Applebaum points out that “people are often attracted to authoritarian ideas because they are bothered by complexity. They dislike divisiveness. They prefer unity. A sudden onslaught of diversity—diversity of opinions, diversity of experiences—makes them angry. They seek solutions in new political language that makes them feel safer and more secure.” (106) We mustn’t forget that these real changes create real (not just felt) problems—the Syrian war of 2016 saw thousands of refugees arriving in Europe, creating genuine dilemmas (particularly for those countries with Mediterranean coastlines): how to house, care, and feed those people; how to successfully integrate them into European society. (107) She writes that “In some parts of the United States and United Kingdom, there is evidence that new immigrants create unwelcome competition for jobs. In many countries there have been serious outbreaks of crime or terrorism directly associated with the newcomers.”

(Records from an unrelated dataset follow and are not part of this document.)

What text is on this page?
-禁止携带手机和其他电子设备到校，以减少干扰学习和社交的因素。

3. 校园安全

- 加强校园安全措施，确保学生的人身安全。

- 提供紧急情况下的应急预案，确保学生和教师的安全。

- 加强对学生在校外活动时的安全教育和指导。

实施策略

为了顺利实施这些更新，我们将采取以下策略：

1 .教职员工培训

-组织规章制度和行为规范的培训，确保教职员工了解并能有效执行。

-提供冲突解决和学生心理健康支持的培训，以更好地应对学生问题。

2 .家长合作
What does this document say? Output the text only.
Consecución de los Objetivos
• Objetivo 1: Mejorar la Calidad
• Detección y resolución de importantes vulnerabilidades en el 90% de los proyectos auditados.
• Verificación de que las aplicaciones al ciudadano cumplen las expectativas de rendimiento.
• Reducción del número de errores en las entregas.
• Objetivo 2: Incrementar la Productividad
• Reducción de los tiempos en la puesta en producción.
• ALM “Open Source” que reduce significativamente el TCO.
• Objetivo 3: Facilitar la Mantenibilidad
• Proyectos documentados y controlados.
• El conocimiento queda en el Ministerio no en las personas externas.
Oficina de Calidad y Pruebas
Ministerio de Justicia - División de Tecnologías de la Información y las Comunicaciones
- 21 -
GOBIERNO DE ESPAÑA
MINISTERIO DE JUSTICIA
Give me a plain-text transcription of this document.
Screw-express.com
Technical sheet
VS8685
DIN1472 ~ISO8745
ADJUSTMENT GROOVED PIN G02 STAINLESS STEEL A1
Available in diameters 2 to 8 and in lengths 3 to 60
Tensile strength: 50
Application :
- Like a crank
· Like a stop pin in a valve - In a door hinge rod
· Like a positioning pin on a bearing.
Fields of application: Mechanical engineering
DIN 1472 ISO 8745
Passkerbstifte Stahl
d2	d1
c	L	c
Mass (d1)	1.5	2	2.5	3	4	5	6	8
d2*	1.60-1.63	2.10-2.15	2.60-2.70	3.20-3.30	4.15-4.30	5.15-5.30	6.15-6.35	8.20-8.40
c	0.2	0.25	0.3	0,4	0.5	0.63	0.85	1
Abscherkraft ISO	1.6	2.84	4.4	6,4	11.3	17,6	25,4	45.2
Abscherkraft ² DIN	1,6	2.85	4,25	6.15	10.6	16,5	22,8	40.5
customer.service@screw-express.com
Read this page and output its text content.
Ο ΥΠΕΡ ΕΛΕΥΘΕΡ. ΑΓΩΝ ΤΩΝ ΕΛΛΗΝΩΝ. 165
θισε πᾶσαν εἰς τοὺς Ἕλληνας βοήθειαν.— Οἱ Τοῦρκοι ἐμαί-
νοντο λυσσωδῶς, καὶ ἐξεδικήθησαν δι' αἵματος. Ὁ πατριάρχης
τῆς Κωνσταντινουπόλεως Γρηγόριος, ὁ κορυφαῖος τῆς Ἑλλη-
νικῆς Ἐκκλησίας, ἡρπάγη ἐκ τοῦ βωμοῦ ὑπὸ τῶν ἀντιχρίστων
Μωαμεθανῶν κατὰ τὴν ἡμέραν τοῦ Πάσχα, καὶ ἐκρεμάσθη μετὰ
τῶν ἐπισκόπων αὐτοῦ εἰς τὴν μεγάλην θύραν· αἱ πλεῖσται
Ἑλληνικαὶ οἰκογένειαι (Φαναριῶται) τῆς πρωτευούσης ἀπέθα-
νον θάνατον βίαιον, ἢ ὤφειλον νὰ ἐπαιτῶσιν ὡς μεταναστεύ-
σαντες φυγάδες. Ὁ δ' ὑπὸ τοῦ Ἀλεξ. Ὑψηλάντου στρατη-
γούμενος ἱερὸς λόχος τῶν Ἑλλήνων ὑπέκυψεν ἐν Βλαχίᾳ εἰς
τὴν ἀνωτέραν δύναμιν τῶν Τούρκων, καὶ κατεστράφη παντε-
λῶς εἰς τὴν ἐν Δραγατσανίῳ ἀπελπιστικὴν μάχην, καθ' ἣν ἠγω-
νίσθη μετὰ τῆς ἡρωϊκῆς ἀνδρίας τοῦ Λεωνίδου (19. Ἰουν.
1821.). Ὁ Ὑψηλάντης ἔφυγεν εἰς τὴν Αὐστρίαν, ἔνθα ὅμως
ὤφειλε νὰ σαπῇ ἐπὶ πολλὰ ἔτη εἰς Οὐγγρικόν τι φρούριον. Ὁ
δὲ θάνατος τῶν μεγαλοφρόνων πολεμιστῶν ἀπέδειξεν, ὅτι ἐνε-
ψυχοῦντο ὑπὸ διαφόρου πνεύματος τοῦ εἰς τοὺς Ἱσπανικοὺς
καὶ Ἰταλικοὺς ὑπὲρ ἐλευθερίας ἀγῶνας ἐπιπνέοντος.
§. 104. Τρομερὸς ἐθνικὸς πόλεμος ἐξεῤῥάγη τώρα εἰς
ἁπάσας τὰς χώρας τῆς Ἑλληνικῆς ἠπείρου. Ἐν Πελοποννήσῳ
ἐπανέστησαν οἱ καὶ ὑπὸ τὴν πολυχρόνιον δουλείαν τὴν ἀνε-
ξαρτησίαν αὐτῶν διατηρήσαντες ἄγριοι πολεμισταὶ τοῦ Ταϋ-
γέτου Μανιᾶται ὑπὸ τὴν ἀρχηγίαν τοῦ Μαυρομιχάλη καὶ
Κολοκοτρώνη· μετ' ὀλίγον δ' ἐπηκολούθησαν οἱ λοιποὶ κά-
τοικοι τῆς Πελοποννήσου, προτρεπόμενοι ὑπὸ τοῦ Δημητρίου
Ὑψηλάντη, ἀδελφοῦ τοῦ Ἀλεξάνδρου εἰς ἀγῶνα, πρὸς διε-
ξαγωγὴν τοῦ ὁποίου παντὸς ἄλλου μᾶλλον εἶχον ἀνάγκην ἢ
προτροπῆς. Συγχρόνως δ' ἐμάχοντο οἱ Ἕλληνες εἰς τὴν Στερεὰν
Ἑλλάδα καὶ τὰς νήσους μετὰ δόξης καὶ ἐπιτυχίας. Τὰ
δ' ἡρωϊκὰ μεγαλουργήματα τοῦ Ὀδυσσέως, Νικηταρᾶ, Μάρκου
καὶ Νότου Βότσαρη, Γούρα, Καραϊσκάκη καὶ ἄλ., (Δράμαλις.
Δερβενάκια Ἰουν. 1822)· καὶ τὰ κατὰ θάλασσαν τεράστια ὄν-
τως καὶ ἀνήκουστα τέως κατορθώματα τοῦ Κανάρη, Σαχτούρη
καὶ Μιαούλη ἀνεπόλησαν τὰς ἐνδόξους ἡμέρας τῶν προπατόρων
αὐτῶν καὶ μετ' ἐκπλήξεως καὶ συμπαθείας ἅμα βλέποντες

The difficulty is compounded by the fact that real problems take careful thought and time to produce good, sustainable solutions. One of the most important insights Applebaum makes is on the inability for governing bodies to react to real-time problems instantaneously:
“Modern democratic institutions, built for an era with very different information technology, provide little comfort for those who are angered by the dissonance. Voting, campaigning, the formation of coalitions—all of this seems retrograde in a world where other things happen so quickly. You can download a movie at the flick of a wrist, but it takes years to debate a problem in the Canadian Parliament. This is far worse at the international level: multinational institutions like the EU or NATO find it extremely hard to make fast decisions or big changes. Unsurprisingly, people are afraid of the changes technology will bring, and also afraid—with good reason—that their political leaders won’t be able to cope with them.” (117)
Add to this, “the noise of argument, the constant hum of disagreement—these can irritate people who prefer to live in a society tied together by a single narrative.” (106)
A simple, intuitive explanation and fast solution—however reductionist, inaccurate and ultimately unhelpful—is better than the seemingly endless labor of trying to understand how the moving parts of a complex, global world work together and formulating reasonably consensual solutions. The clercs who don’t know (and don’t care to know), go to work destabilizing the institutions they believe are the source of the problem. Those who do know (but don’t care), exploit it to their financial and vocational benefit. Consistent to the end, Applebaum doesn’t provide us with any solutions, but by carefully and thoughtfully identifying and explaining the various aspects of the problem, gives us excellent tools with which to improve our understanding and develop possible solutions.
Brooke Ventura is a writer. She lives in Ontario, Canada with her family.